Classés en plaines également, on trouvait des vignobles de l'Oranie, de Mostaganem à Beni-Saf. Le climat était plus sec, les terres moins fécondes dès que l'on quittait les sables d'alluvions, et les abords salés des sebkhas. Les vignes étaient conduites en gobelets, peu productives, et donnaient des vins colorés, souples, alcoolisés, souvent destinés au coupage. Des plateaux pierreux, calcaires, difficiles à travailler, émergeaient des sables par endroits, et se caractérisaient par des vins rouges, de garde, plus toriques et plus charpentés. Notre village Saint-Cloud en faisait partie.Rio Salado était réputé pour la production de vins "rosés d'Alicante", très prisés par le commerce pour "rafraîchir" certains vins vieux.
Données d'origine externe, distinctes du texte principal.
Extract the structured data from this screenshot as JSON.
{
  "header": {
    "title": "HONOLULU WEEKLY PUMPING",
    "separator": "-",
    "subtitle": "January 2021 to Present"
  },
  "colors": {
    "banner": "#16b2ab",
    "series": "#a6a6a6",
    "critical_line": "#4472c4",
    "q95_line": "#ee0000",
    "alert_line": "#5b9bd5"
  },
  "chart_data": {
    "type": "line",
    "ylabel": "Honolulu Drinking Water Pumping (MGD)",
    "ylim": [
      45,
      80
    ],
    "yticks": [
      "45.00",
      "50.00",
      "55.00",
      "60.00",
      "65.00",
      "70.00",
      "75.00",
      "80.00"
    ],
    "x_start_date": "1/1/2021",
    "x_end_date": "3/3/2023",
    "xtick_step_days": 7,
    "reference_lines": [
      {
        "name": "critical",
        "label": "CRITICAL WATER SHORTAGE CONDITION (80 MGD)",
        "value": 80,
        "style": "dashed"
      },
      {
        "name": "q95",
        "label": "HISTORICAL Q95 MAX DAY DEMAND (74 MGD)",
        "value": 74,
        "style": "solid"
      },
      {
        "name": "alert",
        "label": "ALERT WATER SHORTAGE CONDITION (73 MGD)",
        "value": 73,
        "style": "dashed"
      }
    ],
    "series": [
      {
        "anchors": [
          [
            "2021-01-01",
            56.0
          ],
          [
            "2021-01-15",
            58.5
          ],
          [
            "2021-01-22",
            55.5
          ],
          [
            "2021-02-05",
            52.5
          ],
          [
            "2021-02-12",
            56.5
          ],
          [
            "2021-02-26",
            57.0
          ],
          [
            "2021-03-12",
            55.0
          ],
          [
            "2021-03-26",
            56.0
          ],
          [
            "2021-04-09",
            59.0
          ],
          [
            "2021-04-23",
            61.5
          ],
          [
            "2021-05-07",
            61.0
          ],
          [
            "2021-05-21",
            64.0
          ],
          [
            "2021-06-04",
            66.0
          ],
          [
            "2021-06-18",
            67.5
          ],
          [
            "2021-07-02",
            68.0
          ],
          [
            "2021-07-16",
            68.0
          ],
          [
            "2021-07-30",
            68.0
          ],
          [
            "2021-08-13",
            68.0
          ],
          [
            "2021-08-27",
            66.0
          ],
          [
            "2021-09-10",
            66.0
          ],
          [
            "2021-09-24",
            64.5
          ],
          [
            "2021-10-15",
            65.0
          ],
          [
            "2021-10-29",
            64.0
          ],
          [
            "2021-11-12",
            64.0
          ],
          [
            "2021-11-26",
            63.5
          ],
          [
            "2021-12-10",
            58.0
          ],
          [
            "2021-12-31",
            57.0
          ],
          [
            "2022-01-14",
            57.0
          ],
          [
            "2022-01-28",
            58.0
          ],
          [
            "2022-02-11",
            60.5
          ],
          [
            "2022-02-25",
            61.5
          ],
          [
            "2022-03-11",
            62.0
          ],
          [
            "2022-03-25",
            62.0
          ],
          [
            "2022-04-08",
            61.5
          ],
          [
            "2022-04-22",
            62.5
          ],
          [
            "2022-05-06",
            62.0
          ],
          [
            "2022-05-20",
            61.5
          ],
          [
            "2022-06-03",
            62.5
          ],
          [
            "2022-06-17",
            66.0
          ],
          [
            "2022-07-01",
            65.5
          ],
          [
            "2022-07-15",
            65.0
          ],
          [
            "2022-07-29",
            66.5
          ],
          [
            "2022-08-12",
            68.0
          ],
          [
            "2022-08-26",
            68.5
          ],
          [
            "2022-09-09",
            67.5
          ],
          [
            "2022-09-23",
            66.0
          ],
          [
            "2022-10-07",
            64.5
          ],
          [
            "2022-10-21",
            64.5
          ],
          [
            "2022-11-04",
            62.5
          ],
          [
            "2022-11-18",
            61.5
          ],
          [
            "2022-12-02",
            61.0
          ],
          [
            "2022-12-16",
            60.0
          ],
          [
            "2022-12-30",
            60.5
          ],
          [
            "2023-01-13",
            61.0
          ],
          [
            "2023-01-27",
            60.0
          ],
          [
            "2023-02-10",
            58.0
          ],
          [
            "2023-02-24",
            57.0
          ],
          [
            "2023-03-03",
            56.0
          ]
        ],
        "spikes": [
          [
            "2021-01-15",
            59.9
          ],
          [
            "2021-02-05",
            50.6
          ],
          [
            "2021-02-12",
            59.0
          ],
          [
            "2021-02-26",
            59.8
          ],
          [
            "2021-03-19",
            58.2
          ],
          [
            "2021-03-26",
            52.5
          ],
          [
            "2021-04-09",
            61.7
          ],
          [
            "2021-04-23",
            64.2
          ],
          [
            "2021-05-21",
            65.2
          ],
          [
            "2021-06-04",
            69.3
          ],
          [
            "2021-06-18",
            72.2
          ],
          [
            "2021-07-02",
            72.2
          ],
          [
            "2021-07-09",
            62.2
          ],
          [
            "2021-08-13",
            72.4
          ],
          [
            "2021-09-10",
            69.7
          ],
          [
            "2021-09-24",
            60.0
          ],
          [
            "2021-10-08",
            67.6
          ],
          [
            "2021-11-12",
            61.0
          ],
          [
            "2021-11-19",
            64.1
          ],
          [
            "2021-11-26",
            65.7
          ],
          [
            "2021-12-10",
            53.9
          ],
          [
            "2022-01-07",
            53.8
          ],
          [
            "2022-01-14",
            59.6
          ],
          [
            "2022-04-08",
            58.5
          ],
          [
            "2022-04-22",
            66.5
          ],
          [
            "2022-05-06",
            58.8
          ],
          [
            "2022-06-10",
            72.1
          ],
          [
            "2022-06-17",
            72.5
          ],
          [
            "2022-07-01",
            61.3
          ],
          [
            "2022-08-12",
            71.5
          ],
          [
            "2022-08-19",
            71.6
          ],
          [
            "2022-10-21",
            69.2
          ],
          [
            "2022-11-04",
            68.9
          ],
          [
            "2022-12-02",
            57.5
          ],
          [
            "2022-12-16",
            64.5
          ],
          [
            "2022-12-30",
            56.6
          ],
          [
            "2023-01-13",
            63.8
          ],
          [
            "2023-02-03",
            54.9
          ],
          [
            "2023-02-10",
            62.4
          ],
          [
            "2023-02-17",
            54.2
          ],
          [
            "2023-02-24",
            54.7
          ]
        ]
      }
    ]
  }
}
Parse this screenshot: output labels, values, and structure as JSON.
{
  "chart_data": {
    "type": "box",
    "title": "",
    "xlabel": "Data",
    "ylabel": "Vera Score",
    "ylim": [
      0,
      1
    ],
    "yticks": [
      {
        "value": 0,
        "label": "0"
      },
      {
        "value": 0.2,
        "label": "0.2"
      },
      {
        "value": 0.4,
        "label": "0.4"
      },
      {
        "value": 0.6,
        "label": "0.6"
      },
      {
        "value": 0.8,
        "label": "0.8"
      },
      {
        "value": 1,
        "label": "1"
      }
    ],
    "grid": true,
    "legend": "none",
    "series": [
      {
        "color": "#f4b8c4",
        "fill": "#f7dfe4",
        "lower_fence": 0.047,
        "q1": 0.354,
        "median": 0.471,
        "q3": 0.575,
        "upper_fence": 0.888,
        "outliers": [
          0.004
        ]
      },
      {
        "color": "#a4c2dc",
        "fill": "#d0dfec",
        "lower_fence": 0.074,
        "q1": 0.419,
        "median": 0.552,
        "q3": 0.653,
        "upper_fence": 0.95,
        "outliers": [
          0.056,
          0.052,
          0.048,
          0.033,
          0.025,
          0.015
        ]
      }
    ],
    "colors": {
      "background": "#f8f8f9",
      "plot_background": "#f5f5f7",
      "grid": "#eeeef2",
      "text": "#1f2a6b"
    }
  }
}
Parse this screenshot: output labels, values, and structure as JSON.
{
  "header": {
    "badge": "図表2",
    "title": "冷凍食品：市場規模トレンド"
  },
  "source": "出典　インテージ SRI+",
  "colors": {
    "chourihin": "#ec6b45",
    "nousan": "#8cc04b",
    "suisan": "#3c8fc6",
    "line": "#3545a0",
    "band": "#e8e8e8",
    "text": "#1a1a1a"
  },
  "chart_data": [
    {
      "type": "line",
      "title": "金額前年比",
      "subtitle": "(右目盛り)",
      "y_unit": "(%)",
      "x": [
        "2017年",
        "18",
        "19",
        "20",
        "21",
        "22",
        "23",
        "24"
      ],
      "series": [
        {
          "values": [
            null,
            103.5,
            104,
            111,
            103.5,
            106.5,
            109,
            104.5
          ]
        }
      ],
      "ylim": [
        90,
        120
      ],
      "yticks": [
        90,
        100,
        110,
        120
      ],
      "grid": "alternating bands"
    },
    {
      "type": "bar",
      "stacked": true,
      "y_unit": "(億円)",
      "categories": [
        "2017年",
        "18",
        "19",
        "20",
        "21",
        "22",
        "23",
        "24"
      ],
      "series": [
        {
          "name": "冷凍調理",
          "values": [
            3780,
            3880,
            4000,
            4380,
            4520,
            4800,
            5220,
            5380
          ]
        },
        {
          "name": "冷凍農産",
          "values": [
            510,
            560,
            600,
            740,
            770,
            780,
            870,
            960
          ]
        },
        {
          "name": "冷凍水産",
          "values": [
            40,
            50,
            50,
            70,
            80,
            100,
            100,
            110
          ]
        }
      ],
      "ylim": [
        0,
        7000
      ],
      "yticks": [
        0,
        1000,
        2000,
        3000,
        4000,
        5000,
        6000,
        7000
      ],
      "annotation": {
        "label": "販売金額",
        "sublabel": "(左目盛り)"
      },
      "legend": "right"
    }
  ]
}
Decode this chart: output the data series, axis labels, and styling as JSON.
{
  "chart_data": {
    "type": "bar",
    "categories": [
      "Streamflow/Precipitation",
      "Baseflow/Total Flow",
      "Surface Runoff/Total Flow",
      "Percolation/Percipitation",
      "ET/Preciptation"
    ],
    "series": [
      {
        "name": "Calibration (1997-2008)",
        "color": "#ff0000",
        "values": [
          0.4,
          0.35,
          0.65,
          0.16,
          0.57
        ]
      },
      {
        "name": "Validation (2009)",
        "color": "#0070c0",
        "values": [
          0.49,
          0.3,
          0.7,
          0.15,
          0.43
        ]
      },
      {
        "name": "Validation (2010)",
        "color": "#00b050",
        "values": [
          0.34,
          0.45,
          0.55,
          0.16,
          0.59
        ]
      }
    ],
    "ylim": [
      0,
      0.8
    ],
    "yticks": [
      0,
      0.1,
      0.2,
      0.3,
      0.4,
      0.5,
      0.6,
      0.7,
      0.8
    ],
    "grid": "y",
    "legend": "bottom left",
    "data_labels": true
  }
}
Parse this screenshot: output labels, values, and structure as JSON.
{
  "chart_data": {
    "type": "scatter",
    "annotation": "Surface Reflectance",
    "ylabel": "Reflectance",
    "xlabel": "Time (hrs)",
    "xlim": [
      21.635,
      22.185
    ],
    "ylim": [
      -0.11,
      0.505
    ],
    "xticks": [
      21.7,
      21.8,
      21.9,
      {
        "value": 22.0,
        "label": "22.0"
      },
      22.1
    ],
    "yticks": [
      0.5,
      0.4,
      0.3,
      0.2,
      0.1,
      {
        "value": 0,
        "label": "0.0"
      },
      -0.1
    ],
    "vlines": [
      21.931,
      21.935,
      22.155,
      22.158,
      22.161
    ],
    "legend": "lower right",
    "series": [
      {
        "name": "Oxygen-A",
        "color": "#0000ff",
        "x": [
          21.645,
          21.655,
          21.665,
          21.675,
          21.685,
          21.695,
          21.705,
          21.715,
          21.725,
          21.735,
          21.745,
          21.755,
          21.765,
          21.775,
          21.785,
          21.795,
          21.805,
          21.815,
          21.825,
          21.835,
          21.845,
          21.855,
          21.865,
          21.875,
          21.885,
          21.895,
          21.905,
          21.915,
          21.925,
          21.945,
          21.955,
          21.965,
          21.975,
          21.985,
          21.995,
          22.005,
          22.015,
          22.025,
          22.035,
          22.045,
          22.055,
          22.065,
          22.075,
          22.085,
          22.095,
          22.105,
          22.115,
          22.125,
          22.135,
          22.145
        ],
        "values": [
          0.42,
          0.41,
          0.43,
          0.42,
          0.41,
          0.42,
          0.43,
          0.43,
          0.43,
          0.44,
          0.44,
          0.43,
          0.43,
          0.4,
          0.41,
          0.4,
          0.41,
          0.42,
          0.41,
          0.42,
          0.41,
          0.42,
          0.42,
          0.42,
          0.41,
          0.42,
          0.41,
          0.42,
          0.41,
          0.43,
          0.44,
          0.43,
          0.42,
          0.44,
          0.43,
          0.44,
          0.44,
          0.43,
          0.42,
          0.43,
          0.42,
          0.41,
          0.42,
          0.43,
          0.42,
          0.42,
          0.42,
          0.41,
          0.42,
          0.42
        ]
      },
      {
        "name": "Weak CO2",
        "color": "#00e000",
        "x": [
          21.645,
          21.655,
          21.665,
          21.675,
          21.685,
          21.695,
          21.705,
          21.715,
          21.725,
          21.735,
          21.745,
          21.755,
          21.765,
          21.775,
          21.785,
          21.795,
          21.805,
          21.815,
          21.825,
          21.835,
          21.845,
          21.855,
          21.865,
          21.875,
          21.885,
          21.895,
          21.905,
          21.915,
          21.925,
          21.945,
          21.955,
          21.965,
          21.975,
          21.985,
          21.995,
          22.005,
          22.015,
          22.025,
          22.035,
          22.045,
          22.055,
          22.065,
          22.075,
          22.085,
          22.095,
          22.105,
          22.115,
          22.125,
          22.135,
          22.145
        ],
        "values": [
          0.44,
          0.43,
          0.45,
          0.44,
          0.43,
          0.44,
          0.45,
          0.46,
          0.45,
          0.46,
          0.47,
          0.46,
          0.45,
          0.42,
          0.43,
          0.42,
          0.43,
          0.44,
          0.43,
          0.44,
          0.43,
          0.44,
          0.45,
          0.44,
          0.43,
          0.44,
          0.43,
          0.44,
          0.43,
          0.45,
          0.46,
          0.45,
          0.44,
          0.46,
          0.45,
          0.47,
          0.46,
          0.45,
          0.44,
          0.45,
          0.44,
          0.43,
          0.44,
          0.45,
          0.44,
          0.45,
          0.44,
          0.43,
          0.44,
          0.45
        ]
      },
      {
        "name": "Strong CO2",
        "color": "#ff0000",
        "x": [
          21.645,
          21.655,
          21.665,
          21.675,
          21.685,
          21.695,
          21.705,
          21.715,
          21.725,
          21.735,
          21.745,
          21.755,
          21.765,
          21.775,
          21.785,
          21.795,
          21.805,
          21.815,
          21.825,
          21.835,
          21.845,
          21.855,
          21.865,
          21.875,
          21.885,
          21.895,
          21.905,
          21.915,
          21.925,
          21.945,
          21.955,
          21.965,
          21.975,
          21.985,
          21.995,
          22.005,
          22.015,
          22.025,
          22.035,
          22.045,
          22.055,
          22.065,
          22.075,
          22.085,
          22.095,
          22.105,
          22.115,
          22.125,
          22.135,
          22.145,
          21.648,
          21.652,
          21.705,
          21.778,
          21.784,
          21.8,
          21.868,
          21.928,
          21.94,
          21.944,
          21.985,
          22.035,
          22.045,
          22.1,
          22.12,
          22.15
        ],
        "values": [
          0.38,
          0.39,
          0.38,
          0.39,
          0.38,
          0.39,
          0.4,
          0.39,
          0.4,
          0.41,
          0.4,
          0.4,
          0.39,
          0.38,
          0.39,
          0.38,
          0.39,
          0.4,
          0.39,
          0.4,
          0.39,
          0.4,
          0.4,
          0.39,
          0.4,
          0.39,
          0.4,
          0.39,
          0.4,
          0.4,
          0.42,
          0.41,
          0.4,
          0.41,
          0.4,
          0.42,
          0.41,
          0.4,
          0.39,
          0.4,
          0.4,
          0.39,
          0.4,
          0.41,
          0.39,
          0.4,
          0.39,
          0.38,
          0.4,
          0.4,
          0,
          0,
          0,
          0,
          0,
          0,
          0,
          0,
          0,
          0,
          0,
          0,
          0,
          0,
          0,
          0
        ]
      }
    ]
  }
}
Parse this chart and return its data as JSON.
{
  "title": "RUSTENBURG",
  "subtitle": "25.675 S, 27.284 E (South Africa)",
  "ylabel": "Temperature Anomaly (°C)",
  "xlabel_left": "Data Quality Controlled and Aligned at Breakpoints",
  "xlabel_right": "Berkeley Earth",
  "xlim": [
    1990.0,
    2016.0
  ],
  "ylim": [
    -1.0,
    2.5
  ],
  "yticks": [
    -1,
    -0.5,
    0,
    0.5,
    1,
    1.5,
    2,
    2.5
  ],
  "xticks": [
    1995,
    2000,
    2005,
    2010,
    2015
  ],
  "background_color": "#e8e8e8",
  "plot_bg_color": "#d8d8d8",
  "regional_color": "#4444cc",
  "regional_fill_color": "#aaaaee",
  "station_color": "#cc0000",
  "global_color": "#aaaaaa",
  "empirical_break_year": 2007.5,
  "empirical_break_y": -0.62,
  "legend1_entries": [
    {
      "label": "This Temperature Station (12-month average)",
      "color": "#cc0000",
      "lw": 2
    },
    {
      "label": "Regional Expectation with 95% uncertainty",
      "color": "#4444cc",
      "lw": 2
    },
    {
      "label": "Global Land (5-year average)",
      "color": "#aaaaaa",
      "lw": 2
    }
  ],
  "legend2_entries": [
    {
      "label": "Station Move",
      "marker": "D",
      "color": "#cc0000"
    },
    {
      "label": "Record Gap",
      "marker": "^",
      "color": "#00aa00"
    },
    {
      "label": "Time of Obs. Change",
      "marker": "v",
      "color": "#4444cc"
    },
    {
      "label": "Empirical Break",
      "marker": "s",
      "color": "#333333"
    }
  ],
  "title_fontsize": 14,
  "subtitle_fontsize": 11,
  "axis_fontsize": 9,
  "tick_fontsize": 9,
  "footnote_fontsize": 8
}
Les vignobles des hautes terres, conduits toujours en gobelets, s'éloignaient de la côte vers les régions plus chaudes de l'intérieur et non soumise à l'influence de la mer. On les trouvait dans les collines du Dahra près de Mostaganem, dans la région de Sid Bel Abbés et d'Aïn Temouchent qui représentait à elle seule le quart du vignoble d'Oranie. Les terrains étaient secs, souvent calcaires, parfois volcaniques, la production faible et les vins capiteux.
Les vignobles des coteaux s'étageaient de 700 à 1000 mètres dans l'arrière pays et les contreforts de l'Atlas Tellien. Le climat était sec et chaud et les hivers froids, les terrains de sables grossiers et de calcaires. D'ouest en Est se succédaient Tlemcen - Mascara -Miliana - Médéa et Ain Bessem en Kabylie.
Les vins étaient pour la plupart classés V.D.Q.S. avec un degré supérieur à 12° et étaient consommés sur place ou exportés en l'état. Certains d'entre eux ont connu une grande notoriété "Targui" "Royal Kébir" "Hoggar" "Tsmara" "Lismara", diffusés par les producteurs ou des négociants des places d'Algérie : Long (Alger), Seneclauze, Gay, Francivin (Oran).
De grands embouteilleurs du continent s'approvisionnaient également essentiellement en rosés du Sahel comme Damoy et Nicolas. Et les pères blancs du domaine de l'Harrach, comme ceux du domaine de la Trappe, connaissaient un succès commercial particulièrement justifié.
Le vignoble oranais était en superficie, comme en production, le plus important. Plus de 26.000 récoltants déclaraient, dans les dernières années, 11.500.000 hl pour une superficie de 246.000ha. La production moyenne pour 9,38 ha par exploitant était de l'ordre de 47 hl.
Il était suivi par le vignoble algérois avec 87.150 ha et une production de 6.274.000 hl.
Les récoltants n'étaient plus que 5.060 pour une superficie individuelle moyenne de 17,22 ha et un rendement de 72 hl/ha.
Constantine avait beaucoup régressé et le vignoble s'y était davantage concentré. Ils étaient 612 exploitants, avec une superficie moyenne de 26,74 ha, un rendement de 48 hl/ha pour un vignoble de 16.360 ha qui produisait 781.770 hl.
En 1960, avant l'insécurité qui allait désertifier progressivement les campagnes, l'Algérie avait produit 18.600.634 hl pour 349.670 hectares, avec 31.900 déclarants dont 26.235 pour l'ancien département d'Oran.